PERF: add datetime caching kw in to_datetime · Issue #11665 · pandas-dev/pandas (original) (raw)

I'll propose a

cache_datetime=False keyword as an addition to read_csv and pd.to_datetime

this would use a lookup cache (a dict will probably work), to map datetime strings to Timestamp objects. For repeated dates this will lead to some dramatic speedups.

Care must be taken if a format kw is provided (in to_datetime as the cache will have to be exposed).
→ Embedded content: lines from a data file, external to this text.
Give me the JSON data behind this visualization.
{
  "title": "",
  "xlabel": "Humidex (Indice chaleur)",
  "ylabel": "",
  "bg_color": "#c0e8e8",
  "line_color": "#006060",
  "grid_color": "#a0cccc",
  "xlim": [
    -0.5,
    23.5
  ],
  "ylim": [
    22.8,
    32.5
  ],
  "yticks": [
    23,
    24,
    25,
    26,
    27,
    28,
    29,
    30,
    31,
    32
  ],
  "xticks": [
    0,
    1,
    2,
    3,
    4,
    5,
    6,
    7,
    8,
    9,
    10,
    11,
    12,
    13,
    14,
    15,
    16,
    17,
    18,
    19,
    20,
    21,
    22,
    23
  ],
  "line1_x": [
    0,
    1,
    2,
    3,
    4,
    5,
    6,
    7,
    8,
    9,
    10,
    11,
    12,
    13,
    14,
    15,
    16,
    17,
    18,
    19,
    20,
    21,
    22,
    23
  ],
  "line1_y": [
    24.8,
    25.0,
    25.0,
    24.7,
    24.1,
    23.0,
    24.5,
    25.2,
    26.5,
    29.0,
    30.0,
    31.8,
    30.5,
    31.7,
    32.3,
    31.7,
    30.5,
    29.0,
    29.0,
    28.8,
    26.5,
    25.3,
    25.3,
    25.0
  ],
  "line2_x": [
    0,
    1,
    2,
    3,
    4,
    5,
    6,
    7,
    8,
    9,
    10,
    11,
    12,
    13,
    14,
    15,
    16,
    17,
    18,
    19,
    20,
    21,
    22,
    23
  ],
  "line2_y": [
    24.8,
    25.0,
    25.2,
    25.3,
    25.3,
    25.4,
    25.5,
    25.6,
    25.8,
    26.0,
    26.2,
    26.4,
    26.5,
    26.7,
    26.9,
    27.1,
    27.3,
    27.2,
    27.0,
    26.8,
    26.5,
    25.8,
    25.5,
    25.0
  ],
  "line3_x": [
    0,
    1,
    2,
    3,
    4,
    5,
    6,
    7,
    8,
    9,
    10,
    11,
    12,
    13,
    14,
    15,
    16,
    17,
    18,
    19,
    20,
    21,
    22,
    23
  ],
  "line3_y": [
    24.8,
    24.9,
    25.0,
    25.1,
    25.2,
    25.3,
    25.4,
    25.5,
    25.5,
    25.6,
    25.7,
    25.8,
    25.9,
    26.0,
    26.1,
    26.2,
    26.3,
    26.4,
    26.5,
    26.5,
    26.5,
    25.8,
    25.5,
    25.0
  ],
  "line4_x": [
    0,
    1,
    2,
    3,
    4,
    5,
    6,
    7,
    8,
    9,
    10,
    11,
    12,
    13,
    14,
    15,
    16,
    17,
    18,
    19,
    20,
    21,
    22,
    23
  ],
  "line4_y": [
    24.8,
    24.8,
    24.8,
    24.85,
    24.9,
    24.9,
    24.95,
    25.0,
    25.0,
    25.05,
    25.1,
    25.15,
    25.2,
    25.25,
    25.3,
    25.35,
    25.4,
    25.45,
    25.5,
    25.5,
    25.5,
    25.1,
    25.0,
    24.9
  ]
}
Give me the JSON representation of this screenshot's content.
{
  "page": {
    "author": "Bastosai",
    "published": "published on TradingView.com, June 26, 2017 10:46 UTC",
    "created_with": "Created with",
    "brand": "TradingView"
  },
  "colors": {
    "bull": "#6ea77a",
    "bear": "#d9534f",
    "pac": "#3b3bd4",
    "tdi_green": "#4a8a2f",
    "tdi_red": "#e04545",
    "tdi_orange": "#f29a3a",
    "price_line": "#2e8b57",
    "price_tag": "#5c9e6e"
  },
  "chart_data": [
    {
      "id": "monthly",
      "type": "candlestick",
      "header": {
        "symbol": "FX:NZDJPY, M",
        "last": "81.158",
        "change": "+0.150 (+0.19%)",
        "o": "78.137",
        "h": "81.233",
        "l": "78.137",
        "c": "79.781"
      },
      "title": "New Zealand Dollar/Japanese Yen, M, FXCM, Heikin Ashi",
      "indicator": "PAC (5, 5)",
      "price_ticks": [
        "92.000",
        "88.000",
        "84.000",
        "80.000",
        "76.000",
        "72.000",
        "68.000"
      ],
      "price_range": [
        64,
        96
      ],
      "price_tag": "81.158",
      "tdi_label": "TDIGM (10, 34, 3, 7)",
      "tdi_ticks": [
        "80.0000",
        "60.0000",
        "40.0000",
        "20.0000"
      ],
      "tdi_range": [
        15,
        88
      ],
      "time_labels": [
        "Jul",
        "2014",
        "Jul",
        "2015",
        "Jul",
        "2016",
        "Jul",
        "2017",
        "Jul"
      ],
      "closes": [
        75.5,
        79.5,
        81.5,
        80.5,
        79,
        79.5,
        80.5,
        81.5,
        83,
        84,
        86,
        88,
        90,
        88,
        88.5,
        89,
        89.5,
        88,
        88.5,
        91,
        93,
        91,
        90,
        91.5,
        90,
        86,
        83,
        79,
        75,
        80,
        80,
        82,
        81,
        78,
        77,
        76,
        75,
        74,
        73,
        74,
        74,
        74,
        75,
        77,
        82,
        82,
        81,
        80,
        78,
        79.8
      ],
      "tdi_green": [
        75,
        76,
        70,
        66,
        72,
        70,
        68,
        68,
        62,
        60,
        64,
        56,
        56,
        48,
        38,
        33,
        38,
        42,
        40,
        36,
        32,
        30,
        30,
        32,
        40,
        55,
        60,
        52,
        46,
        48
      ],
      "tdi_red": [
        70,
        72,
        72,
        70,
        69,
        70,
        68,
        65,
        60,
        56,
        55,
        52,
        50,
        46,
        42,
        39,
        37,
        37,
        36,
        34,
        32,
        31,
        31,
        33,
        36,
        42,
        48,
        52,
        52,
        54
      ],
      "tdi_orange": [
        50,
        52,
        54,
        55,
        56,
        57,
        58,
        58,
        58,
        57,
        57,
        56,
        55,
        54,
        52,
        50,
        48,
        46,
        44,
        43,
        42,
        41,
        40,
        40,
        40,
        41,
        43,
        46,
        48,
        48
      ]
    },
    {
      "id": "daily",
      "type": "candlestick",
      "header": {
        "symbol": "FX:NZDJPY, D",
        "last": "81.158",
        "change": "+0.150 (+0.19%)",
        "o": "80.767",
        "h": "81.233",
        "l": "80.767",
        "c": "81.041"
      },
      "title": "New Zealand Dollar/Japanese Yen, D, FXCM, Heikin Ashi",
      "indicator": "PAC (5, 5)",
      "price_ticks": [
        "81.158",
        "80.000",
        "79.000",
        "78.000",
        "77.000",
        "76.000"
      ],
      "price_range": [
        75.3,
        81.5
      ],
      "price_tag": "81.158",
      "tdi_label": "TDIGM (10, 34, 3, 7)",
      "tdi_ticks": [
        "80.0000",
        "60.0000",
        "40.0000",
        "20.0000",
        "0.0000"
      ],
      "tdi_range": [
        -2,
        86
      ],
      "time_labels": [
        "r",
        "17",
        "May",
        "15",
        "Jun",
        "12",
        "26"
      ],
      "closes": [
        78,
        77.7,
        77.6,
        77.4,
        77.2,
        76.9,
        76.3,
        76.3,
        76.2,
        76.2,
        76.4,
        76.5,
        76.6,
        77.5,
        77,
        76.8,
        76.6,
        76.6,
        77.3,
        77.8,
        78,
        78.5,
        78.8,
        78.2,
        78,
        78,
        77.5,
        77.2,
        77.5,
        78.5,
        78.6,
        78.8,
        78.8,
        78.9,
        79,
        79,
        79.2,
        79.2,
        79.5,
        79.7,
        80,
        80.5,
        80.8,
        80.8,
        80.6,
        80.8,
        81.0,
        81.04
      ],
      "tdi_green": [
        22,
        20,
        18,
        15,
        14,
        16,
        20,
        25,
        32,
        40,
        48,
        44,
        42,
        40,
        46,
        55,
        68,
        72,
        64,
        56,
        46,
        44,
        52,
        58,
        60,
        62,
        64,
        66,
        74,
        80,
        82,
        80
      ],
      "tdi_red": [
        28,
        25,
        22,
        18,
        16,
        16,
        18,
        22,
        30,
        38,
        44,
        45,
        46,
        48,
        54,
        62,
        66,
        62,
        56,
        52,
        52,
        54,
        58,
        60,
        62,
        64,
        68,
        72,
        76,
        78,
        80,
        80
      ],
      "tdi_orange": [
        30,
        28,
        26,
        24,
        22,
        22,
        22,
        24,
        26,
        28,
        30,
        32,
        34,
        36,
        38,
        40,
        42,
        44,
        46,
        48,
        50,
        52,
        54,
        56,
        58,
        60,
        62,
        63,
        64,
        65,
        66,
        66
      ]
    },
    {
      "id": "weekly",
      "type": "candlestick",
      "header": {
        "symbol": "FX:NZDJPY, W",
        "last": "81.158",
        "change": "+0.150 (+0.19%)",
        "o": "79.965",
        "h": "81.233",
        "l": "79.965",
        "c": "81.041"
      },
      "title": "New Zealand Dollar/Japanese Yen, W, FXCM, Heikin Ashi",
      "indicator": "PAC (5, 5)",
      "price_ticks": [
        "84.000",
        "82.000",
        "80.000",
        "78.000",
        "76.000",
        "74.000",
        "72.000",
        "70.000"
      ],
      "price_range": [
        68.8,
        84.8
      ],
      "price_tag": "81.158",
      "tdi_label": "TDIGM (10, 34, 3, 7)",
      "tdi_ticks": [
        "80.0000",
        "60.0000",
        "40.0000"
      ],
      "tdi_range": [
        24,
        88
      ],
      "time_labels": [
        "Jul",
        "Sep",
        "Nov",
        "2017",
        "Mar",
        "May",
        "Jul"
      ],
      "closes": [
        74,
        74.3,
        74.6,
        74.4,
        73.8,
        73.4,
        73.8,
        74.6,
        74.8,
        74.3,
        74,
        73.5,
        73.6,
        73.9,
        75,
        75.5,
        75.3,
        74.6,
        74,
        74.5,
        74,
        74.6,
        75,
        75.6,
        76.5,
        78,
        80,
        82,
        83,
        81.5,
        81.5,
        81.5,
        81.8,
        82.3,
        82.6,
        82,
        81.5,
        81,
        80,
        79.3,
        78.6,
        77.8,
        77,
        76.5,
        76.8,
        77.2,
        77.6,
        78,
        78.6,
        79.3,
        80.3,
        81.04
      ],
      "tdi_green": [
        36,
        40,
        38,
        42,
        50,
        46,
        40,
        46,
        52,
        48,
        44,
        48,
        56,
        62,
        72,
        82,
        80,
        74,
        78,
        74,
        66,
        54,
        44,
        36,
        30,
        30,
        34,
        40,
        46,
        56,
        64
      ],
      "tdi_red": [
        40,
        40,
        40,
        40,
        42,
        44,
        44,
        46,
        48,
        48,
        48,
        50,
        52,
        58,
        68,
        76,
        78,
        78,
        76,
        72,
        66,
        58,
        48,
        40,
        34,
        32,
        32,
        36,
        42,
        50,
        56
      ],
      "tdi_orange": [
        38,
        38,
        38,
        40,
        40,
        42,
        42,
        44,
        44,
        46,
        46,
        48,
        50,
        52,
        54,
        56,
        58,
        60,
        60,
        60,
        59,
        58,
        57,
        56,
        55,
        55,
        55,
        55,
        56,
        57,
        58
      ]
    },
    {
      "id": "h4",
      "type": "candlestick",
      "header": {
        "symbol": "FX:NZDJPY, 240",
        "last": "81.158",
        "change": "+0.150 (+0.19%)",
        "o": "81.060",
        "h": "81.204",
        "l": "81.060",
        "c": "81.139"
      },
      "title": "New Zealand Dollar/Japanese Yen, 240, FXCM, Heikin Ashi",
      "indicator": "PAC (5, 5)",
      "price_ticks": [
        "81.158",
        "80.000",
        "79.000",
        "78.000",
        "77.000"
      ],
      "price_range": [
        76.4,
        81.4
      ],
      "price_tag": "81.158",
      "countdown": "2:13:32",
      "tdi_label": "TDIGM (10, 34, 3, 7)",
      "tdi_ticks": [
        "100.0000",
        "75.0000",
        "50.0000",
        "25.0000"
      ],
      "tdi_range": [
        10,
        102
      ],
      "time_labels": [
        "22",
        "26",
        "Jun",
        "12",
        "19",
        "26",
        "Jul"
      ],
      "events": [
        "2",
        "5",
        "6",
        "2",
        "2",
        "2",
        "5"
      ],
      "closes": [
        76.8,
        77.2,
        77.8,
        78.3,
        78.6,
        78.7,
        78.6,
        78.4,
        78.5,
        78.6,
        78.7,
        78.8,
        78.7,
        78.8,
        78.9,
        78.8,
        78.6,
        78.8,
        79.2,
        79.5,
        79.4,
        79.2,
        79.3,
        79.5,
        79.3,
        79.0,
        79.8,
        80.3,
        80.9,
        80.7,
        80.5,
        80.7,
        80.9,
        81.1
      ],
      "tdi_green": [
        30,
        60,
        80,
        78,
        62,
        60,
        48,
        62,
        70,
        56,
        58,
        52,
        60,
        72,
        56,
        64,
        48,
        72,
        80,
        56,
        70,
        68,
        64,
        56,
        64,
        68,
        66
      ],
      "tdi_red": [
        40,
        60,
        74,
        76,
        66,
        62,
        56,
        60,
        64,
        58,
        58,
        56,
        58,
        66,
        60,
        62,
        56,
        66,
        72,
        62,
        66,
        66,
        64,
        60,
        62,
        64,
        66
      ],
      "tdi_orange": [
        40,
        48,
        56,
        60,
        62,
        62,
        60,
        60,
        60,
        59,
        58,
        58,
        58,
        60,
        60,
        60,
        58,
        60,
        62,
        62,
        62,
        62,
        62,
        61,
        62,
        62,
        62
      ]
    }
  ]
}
This would be an optional (and default False) as I think if you have unique dates this could modestly slow down things (but can be revisted if needed).

This might need also want to accept a list of column names (like parse_dates) to enable per-column caching (e.g. you might want to apply to a column, but not the index of example).
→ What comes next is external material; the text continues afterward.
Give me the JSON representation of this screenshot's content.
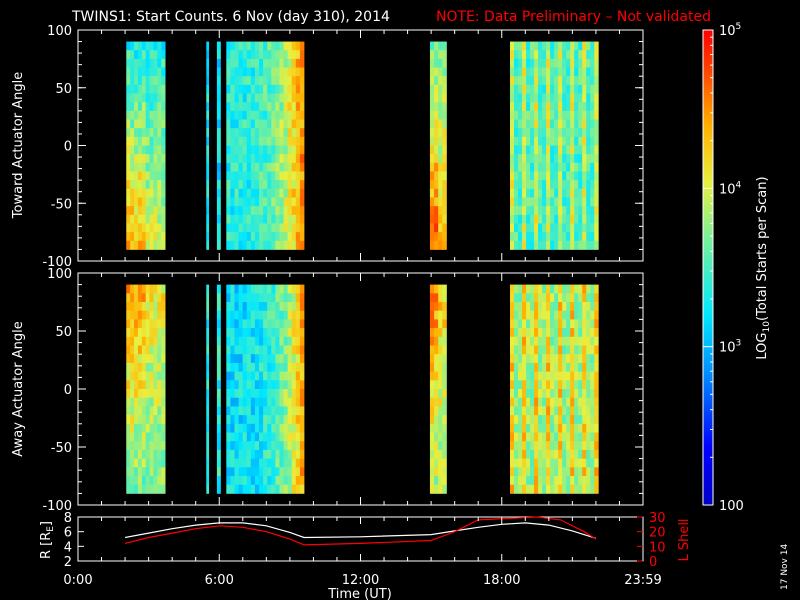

possibly we could overload parse_dates='cache' to mean this as well

trivial example

In [1]: pd.DataFrame({'A' : ['20130101 00:00:00']*10000}).to_csv('test.csv',index=True)

In [14]: def parser(x):
   ....:         uniques = pd.Series(pd.unique(x))
   ....:         d = pd.to_datetime(uniques)
   ....:         d.index = uniques
   ....:         return Series(x).map(d).values
   ....: 
In [3]: df1 = pd.read_csv('test.csv',index_col=0, parse_dates=['A'])

In [4]: df2 = pd.read_csv('test.csv',index_col=0, parse_dates=['A'], date_parser=parser)

In [17]: %timeit pd.read_csv('test.csv',index_col=0, parse_dates=['A'])
1 loops, best of 3: 969 ms per loop

In [18]: %timeit pd.read_csv('test.csv',index_col=0, parse_dates=['A'], date_parser=parser)
100 loops, best of 3: 5.31 ms per loop

In [7]: df1.equals(df2)
Out[7]: True